Clearly, the 37-year-old Rupp still has some work to do, but the fact that his body could make it through 26.2 miles intact is a massive step forward from where he was at this time last year. And, crucially, Rupp hit the quota reallocation time of 2:11:30, meaning he does not necessarily need to run sub-2:08:10 at the Trials to get on the team. If he can log four more healthy months of training ahead of the Trials, he will be dangerous in Orlando.

Chelanga in Chicago (Kevin Morris photo)

Quick Take: Sam Chelanga is back!

Anyone watching the finish of Chicago today was treated to a sight similar to the classic 2008 NCAA Cross Country Championships where Rupp and Chelanga battled it out down the final straight in Terre Haute. Rupp won both battles but running 2:08:50 was a victory in and of itself for Chelanga, who has fast pbs at other distances (13:04 5k, 27:08 10k, 60:37 half) but had never put it together in a marathon.

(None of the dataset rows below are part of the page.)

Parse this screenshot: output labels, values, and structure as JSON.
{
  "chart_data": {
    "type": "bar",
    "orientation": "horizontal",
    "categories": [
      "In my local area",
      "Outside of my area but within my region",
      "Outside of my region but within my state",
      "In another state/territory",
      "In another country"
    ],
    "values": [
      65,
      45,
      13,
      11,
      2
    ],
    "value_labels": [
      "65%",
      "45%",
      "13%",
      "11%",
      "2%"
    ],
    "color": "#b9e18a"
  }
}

It took a long time for Chelanga to get there. Coming out of Liberty in 2011, Chelanga ran professionally for Nike until retiring in 2018 to join the Army. But Chelanga couldn’t shake the running bug and quickly joined the Army’s World-Class Athlete Program, whom he still represents. Even as recently as April, when he ran 2:20:20 for 30th in Boston, Chelanga was still struggling with the marathon, but now, at 38, he is a 2:08 guy and a contender at the Trials.

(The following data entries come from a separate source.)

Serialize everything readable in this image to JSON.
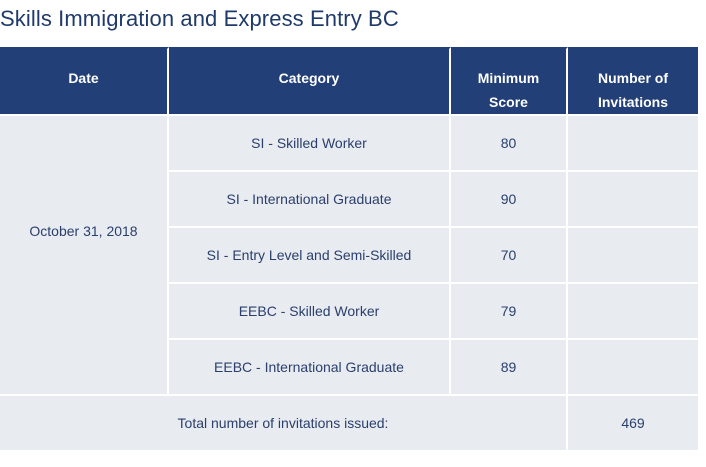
{
  "title": "Skills Immigration and Express Entry BC",
  "headers": {
    "date": "Date",
    "category": "Category",
    "min_score_line1": "Minimum",
    "min_score_line2": "Score",
    "invitations_line1": "Number of",
    "invitations_line2": "Invitations"
  },
  "draw_date": "October 31, 2018",
  "rows": [
    {
      "category": "SI - Skilled Worker",
      "score": "80",
      "invitations": ""
    },
    {
      "category": "SI - International Graduate",
      "score": "90",
      "invitations": ""
    },
    {
      "category": "SI - Entry Level and Semi-Skilled",
      "score": "70",
      "invitations": ""
    },
    {
      "category": "EEBC - Skilled Worker",
      "score": "79",
      "invitations": ""
    },
    {
      "category": "EEBC - International Graduate",
      "score": "89",
      "invitations": ""
    }
  ],
  "total": {
    "label": "Total number of invitations issued:",
    "value": "469"
  },
  "colors": {
    "header_bg": "#223f77",
    "cell_bg": "#e8ebf0",
    "title_text": "#1f3a6b"
  }
}
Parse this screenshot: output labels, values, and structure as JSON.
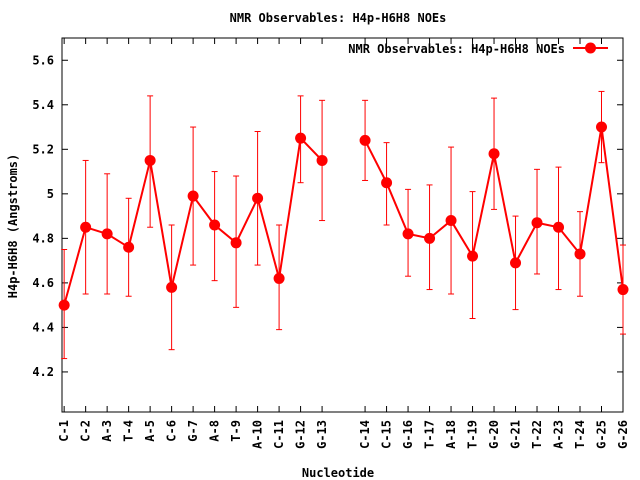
{
  "chart_data": {
    "type": "line",
    "title": "NMR Observables: H4p-H6H8 NOEs",
    "xlabel": "Nucleotide",
    "ylabel": "H4p-H6H8 (Angstroms)",
    "ylim": [
      4.02,
      5.7
    ],
    "yticks": [
      "4.2",
      "4.4",
      "4.6",
      "4.8",
      "5",
      "5.2",
      "5.4",
      "5.6"
    ],
    "ytick_values": [
      4.2,
      4.4,
      4.6,
      4.8,
      5.0,
      5.2,
      5.4,
      5.6
    ],
    "xlim": [
      0.9,
      26
    ],
    "legend_position": "top-right",
    "grid": false,
    "color": "#ff0000",
    "categories": [
      "C-1",
      "C-2",
      "A-3",
      "T-4",
      "A-5",
      "C-6",
      "G-7",
      "A-8",
      "T-9",
      "A-10",
      "C-11",
      "G-12",
      "G-13",
      "C-14",
      "C-15",
      "G-16",
      "T-17",
      "A-18",
      "T-19",
      "G-20",
      "G-21",
      "T-22",
      "A-23",
      "T-24",
      "G-25",
      "G-26"
    ],
    "category_x": [
      1,
      2,
      3,
      4,
      5,
      6,
      7,
      8,
      9,
      10,
      11,
      12,
      13,
      15,
      16,
      17,
      18,
      19,
      20,
      21,
      22,
      23,
      24,
      25,
      26,
      27
    ],
    "series": [
      {
        "name": "NMR Observables: H4p-H6H8 NOEs",
        "segments": [
          {
            "x": [
              1,
              2,
              3,
              4,
              5,
              6,
              7,
              8,
              9,
              10,
              11,
              12,
              13
            ],
            "values": [
              4.5,
              4.85,
              4.82,
              4.76,
              5.15,
              4.58,
              4.99,
              4.86,
              4.78,
              4.98,
              4.62,
              5.25,
              5.15
            ],
            "err_low": [
              4.26,
              4.55,
              4.55,
              4.54,
              4.85,
              4.3,
              4.68,
              4.61,
              4.49,
              4.68,
              4.39,
              5.05,
              4.88
            ],
            "err_high": [
              4.75,
              5.15,
              5.09,
              4.98,
              5.44,
              4.86,
              5.3,
              5.1,
              5.08,
              5.28,
              4.86,
              5.44,
              5.42
            ]
          },
          {
            "x": [
              15,
              16,
              17,
              18,
              19,
              20,
              21,
              22,
              23,
              24,
              25,
              26,
              27
            ],
            "values": [
              5.24,
              5.05,
              4.82,
              4.8,
              4.88,
              4.72,
              5.18,
              4.69,
              4.87,
              4.85,
              4.73,
              5.3,
              4.57
            ],
            "err_low": [
              5.06,
              4.86,
              4.63,
              4.57,
              4.55,
              4.44,
              4.93,
              4.48,
              4.64,
              4.57,
              4.54,
              5.14,
              4.37
            ],
            "err_high": [
              5.42,
              5.23,
              5.02,
              5.04,
              5.21,
              5.01,
              5.43,
              4.9,
              5.11,
              5.12,
              4.92,
              5.46,
              4.77
            ]
          }
        ]
      }
    ]
  }
}
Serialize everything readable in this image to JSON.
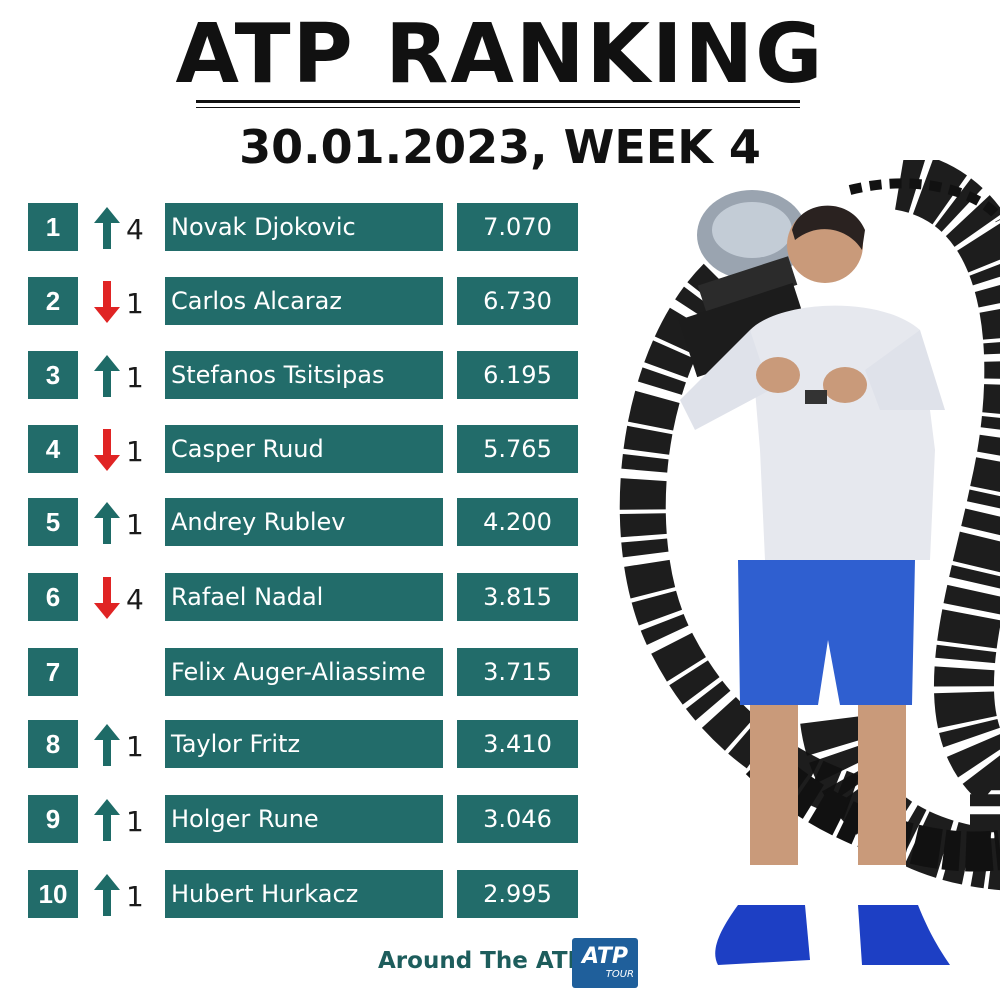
{
  "header": {
    "title": "ATP RANKING",
    "subtitle": "30.01.2023, WEEK 4"
  },
  "colors": {
    "teal": "#226c6a",
    "up_arrow": "#1e6b67",
    "down_arrow": "#e02424"
  },
  "rankings": [
    {
      "rank": "1",
      "direction": "up",
      "change": "4",
      "name": "Novak Djokovic",
      "points": "7.070"
    },
    {
      "rank": "2",
      "direction": "down",
      "change": "1",
      "name": "Carlos Alcaraz",
      "points": "6.730"
    },
    {
      "rank": "3",
      "direction": "up",
      "change": "1",
      "name": "Stefanos Tsitsipas",
      "points": "6.195"
    },
    {
      "rank": "4",
      "direction": "down",
      "change": "1",
      "name": "Casper Ruud",
      "points": "5.765"
    },
    {
      "rank": "5",
      "direction": "up",
      "change": "1",
      "name": "Andrey Rublev",
      "points": "4.200"
    },
    {
      "rank": "6",
      "direction": "down",
      "change": "4",
      "name": "Rafael Nadal",
      "points": "3.815"
    },
    {
      "rank": "7",
      "direction": "none",
      "change": "",
      "name": "Felix Auger-Aliassime",
      "points": "3.715"
    },
    {
      "rank": "8",
      "direction": "up",
      "change": "1",
      "name": "Taylor Fritz",
      "points": "3.410"
    },
    {
      "rank": "9",
      "direction": "up",
      "change": "1",
      "name": "Holger Rune",
      "points": "3.046"
    },
    {
      "rank": "10",
      "direction": "up",
      "change": "1",
      "name": "Hubert Hurkacz",
      "points": "2.995"
    }
  ],
  "footer": {
    "brand": "Around The ATP",
    "logo_main": "ATP",
    "logo_sub": "TOUR"
  }
}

Quick Take: It’s still up in the air as to whether the US will get three men to the Olympics

We know that the US will have at least two men in the 2024 Olympic marathon. USATF hasn’t announced its official selection procedure yet but it is likely that the top two finishers at the Trials will be on the team, as long as they’ve hit the quota reallocation time of 2:11:30.

What about the third spot? It’s hard to forecast it right now. At the moment, the US has three men in the top 64 of the world rankings (limiting it to three athletes per country) but it’s not the world rankings that will matter when it comes to Olympic qualification — it’s the “Road to Paris” list, which includes athletes with the auto standard and only factors in performances since the qualifying window opens on November 1, 2022. Anyone in the top 64 of that list on January 30 will unlock an Olympic spot for their country, with the remaining 16 spots awarded at the end of the qualifying window on April 30.

Projecting that list is very difficult so it’s hard to say exactly where Americans stack up (World Athletics said it will make the Road to Paris list available on its website this fall and update it as performances roll in). Matt McDonald was one of the highest-ranked Americans entering today and finished 13th in Chicago in 2:10:34, which is worth 1151 points (he did not earn any bonus points, which only go 12 deep in Chicago). Average that with his 1172 points from Boston this year and you get 1161 points, which would place him 69th on the current world rankings (limiting it to three athletes per country). But that list is going to change a lot between now and January, and some names will come off since it includes athletes’ performances prior to November 2022.

So it’s a waiting game for the Americans at the moment since most of the best guys have already run their fall marathon. Elkanah Kibet (currently ranked 5th in the US) and Futsum Zienasellassie (7th) are both running New York on November 5, though, and either could unlock the third spot by finishing in the top 5 there.

There is one other option. An athlete’s marathon world ranking is based on their two best performances, but one of those performances can be a half marathon. If an American with one good marathon mark who is not currently qualified runs a fast half between now and the Trials and boosts his ranking, the US could earn the third spot that way.